These docs follow GoForj's active development line.

GoForj is still pre-v1.0, but the project has a real development history. The version line is used to mark meaningful framework milestones: generated App structure, CLI behavior, runtime lifecycle, starter kits, observability, local development, and first-party library integration.

Current Version

v0.20.0 is the latest tagged framework release. The root documentation also includes implemented changes recorded under Unreleased.

Use these docs when you are building against the current GoForj framework source. If you use the latest tag instead, check the Unreleased section before relying on behavior added after v0.20.0.

Historical Milestones

Earlier pre-v1.0 versions include retrospective milestone tags. These tags are not padded release marketing. They mark commits where substantial framework layers became coherent enough to describe as a versioned step in the project history.

That matters because GoForj has evolved through several real layers:

  • renderer and generator foundation
  • standalone first-party libraries
  • project creation and command UX
  • database, migrations, repositories, and model generation
  • generated logging and local development runtime
  • dev console, Lighthouse, and operational visibility
  • queues, events, cache, storage, lifecycle hooks, API index, and OpenAPI
  • generated auth, mail, web, and frontend starter kits
  • metrics, inspects, runtime attribution, and performance hardening
  • make command expansion and generated app ergonomics
  • multi-app project architecture

The library ecosystem is part of the version story. GoForj is not only a renderer around one repository. It is backed by first-party packages for HTTP, queues, events, cache, storage, mail, scheduler, metrics, environment loading, cryptography, command execution, console presentation, strings, collections, debugging output, dependency wiring, and local agent tooling. Many of those packages have their own tagged release lines, driver module tags, examples, integration suites, and documentation generation workflows.

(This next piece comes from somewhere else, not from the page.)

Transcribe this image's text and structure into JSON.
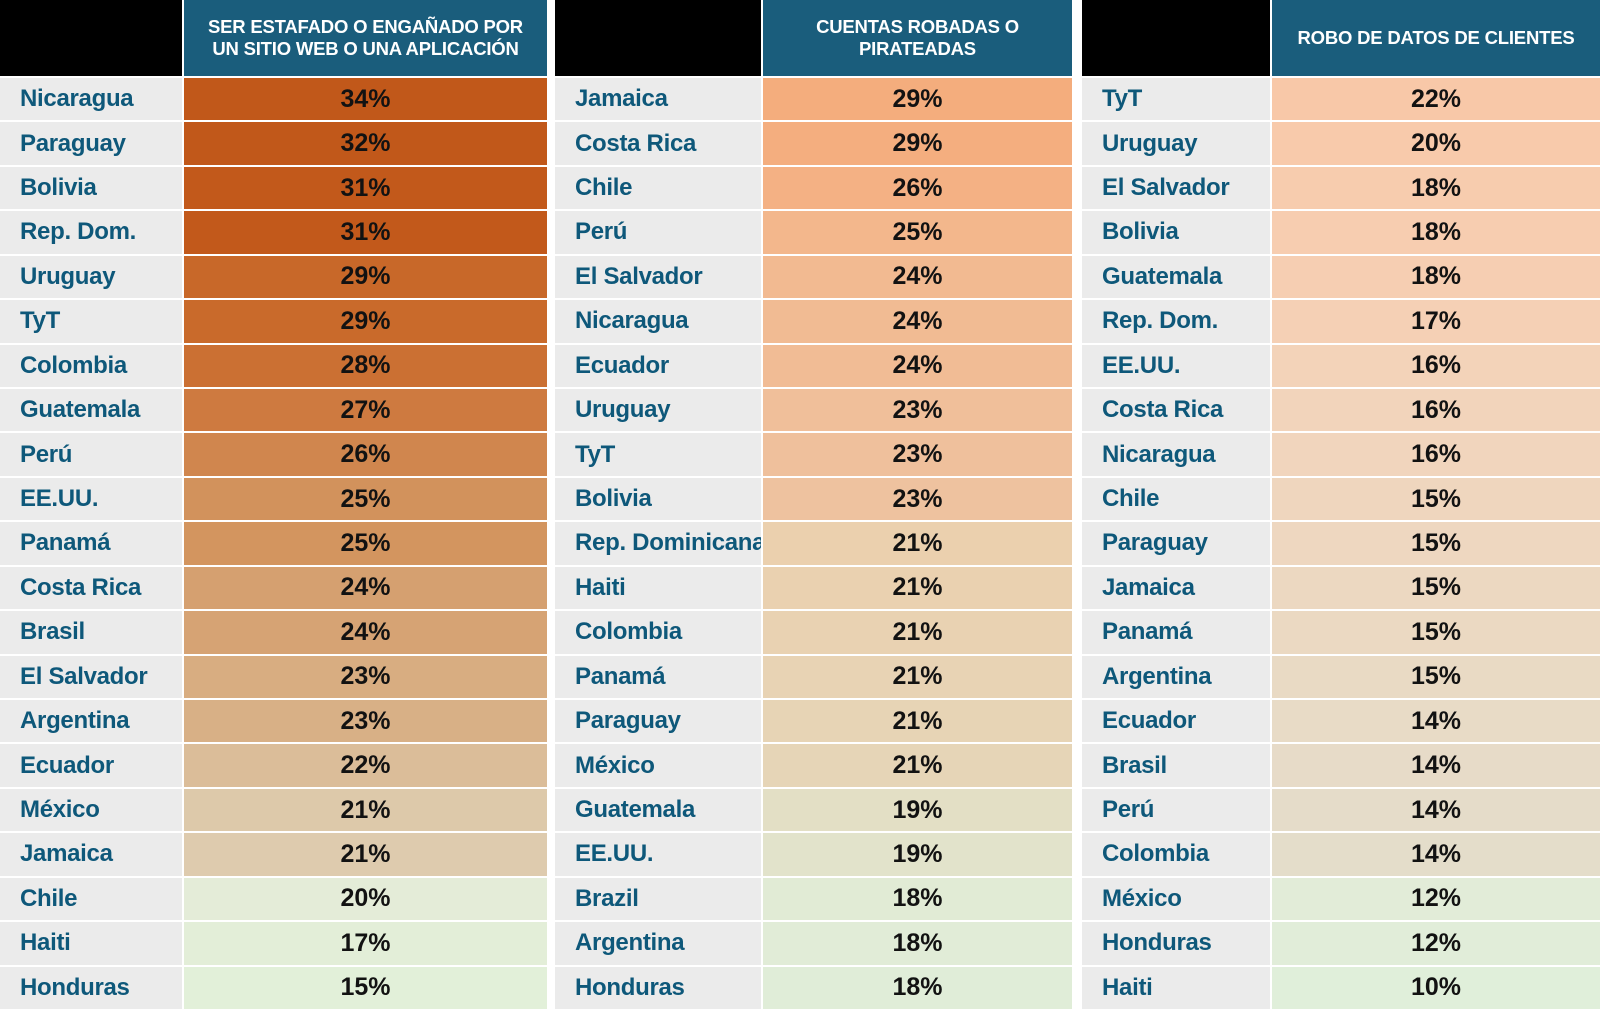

The Changelog starts with a dedicated first-party library history before the framework milestone ledger.

See Changelog for the detailed ledger.

Versioning Model

Framework versions are cut when user-facing framework behavior changes.

This includes:

  • CLI commands
  • generated App structure
  • app composition and multi-app behavior
  • runtime lifecycle
  • provider and dependency injection behavior
  • driver selection and named resources
  • queue, event, scheduler, storage, cache, metrics, inspect, and Lighthouse integration
  • starter kit rendering and frontend ownership
  • deployment and operations guidance

Library docs remain first-class documentation for standalone first-party Go packages. They can be referenced from framework guides, but they should not be duplicated into framework pages unless the behavior is specific to a generated GoForj App.

Future Snapshots

The root documentation site represents the current active documentation line. When a future stable line needs different documentation, the older line should be frozen under a versioned path before the root moves forward.

A frozen snapshot should preserve:

  • framework guide pages
  • reference pages
  • operational guidance
  • examples that depend on generated App behavior

The active root docs can then move to the next version.

Compatibility Notes

Pages should call out version-specific behavior only when it changes how a user builds, configures, runs, tests, or deploys an App.

Do not add version noise for wording changes, formatting changes, or internal documentation maintenance.